Between the 1950s and 1990s, Roland Stone, known initially as Roland LeBlanc, was a popular R&B and Pop singer from New Orleans who recorded and performed extensively during his career. He was born on August 12, 1941, and passed away on December 22, 1999. Singer Aaron Neville described him as "the singingest white guy I've ever heard."
Born in New Orleans, he began playing guitar during his teenage years as a member of The Jokers, a Warren Easton High School band. His entry into The Skyliners came in 1959 through an invitation extended by Mac Rebennack, who was later known as Dr. John. Although he secured a contract with Ace Records, his initial recording was actually for the Spinett label set up by the singer Frankie Ford and manager Joe Caronna, This debut recording was a rendition of the song "Junco Partner," reworked as "Preacher's Daughter." Caronna altered the singer's name to Stone for contractual reasons.
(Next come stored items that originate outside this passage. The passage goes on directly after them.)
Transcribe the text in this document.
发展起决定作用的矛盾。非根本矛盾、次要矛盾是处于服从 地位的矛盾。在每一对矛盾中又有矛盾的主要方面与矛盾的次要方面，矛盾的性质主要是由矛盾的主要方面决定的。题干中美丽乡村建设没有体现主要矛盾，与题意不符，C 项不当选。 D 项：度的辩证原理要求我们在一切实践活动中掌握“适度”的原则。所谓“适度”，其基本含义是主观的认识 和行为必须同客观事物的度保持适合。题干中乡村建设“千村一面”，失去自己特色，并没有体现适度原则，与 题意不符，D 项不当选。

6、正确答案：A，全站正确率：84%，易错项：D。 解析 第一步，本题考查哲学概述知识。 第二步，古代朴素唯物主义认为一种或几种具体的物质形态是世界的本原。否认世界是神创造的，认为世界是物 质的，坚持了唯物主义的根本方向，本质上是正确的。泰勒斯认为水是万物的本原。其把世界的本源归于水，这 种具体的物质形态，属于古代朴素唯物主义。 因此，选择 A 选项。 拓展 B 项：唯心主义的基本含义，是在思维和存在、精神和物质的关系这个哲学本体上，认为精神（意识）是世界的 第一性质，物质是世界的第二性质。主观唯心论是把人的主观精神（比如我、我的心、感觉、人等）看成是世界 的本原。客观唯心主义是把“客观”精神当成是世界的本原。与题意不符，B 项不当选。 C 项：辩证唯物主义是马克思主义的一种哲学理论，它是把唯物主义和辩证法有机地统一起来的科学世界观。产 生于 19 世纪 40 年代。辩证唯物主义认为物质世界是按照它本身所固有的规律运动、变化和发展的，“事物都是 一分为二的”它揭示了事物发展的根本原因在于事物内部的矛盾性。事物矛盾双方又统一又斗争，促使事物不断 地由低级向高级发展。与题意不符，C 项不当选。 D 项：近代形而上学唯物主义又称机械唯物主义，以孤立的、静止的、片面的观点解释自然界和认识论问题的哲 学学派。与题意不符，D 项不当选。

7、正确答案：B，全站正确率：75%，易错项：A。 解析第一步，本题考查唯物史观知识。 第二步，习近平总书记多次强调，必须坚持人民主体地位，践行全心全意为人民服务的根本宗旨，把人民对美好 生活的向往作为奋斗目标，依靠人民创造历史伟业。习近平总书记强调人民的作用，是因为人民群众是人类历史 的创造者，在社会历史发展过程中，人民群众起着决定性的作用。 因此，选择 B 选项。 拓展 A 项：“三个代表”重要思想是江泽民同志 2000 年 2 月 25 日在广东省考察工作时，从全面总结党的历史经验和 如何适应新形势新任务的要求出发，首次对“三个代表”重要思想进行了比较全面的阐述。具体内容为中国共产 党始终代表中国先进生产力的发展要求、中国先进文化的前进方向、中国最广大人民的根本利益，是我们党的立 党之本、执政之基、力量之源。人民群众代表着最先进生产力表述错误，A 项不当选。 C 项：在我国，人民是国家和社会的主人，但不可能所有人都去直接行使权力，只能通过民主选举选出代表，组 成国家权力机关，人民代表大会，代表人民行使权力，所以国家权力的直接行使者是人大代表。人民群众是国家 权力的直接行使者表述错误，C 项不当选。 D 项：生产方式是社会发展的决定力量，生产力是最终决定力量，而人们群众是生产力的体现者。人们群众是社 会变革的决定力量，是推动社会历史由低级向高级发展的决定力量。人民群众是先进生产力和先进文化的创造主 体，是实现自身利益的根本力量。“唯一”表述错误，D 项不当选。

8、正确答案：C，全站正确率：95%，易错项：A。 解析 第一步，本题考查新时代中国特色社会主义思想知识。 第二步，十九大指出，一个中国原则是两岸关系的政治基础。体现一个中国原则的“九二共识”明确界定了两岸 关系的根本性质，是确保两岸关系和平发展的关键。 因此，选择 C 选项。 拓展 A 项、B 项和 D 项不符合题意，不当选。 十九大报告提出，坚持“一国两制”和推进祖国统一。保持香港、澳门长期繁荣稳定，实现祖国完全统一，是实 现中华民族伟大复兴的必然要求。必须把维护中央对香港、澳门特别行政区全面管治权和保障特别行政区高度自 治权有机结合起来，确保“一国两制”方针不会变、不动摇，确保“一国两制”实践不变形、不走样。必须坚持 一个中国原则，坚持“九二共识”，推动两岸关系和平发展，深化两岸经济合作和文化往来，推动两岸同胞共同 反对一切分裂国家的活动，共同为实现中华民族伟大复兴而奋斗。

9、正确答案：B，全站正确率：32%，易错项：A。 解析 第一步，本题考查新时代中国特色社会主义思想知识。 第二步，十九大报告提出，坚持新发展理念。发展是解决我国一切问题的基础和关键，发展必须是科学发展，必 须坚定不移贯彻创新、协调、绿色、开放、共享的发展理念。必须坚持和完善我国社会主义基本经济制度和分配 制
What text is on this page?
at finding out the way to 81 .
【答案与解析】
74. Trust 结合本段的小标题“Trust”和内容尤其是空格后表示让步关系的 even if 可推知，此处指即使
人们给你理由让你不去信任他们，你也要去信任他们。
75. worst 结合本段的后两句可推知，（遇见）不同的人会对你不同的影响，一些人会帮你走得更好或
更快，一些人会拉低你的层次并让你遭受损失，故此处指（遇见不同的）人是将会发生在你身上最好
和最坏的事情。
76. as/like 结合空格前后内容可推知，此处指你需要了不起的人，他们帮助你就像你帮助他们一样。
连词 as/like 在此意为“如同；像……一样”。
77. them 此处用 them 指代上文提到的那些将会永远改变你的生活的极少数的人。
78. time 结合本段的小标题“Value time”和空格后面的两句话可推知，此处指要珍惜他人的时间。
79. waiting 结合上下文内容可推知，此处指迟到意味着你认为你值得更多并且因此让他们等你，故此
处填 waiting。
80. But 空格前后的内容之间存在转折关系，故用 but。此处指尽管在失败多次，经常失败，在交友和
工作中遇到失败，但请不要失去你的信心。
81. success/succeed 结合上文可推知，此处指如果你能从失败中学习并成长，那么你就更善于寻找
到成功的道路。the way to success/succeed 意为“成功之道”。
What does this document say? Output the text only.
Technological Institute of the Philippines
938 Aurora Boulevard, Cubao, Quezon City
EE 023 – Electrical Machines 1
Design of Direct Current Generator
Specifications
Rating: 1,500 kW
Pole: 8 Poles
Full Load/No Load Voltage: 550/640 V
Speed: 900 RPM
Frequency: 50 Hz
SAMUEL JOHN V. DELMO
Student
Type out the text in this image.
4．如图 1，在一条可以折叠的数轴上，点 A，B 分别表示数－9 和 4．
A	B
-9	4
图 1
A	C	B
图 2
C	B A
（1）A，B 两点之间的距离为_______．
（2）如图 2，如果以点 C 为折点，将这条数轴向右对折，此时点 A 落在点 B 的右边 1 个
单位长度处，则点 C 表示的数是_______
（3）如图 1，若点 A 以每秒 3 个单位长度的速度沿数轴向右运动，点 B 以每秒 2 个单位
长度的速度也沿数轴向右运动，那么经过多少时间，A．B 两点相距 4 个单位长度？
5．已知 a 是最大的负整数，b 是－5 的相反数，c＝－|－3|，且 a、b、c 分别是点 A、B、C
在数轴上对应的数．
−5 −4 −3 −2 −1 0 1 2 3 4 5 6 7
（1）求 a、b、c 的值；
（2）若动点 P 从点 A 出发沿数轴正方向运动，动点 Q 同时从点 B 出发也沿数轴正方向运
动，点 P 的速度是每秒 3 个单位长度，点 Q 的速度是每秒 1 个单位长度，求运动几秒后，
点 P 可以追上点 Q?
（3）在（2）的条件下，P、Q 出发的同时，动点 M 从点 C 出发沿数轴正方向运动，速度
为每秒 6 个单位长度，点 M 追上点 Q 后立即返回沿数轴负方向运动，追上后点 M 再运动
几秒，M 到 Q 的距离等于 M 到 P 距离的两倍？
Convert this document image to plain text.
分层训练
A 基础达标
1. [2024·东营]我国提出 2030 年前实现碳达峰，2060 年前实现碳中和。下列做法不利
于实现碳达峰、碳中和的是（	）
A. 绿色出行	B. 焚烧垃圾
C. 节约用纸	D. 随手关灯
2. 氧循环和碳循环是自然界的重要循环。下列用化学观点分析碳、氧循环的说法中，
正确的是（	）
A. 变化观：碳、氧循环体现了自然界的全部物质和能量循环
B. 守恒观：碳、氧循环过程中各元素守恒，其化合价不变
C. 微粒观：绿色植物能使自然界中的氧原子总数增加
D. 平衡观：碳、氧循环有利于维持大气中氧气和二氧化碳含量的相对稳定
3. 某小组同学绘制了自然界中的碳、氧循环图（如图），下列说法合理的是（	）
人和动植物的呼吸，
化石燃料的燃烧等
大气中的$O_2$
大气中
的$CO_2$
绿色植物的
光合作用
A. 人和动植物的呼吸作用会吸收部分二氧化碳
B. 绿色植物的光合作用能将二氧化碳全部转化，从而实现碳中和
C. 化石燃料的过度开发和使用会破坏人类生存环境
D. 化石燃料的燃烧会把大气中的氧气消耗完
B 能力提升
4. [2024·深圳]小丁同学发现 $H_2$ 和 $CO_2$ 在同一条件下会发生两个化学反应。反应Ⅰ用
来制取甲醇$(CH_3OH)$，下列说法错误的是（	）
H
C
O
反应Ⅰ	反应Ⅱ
He proceeded to record "Something Special" at the Ace label, a track composed and produced by Rebennack and arranged by Allen Toussaint. In addition, he recorded "Just A Moment", which garnered regional success and is estimated to have sold 100,000 copies. Although earlier records were successful, later recordings in the early 1960s, some released on Cosimo Matassa's White Cliffs label, did not achieve the same level of sales.
Stone left the music industry in 1964. After working in New Orleans and Texas under his given name, he eventually moved back to his hometown in 1979 to assist at his uncle's dry cleaning business.
Following an approach from record producer Carlo Ditta, he recorded again with Dr. John anew in the 1990s, releasing two albums on Orleans Records, Remember Me and Live on the Creole Queen.
In addition to his work at a galvanized metal company alongside his brother, he continued to perform at nearby clubs and festivals. In 1999, his Ace recordings were compiled and released in the UK. At the age of 58, he died in New Orleans that year.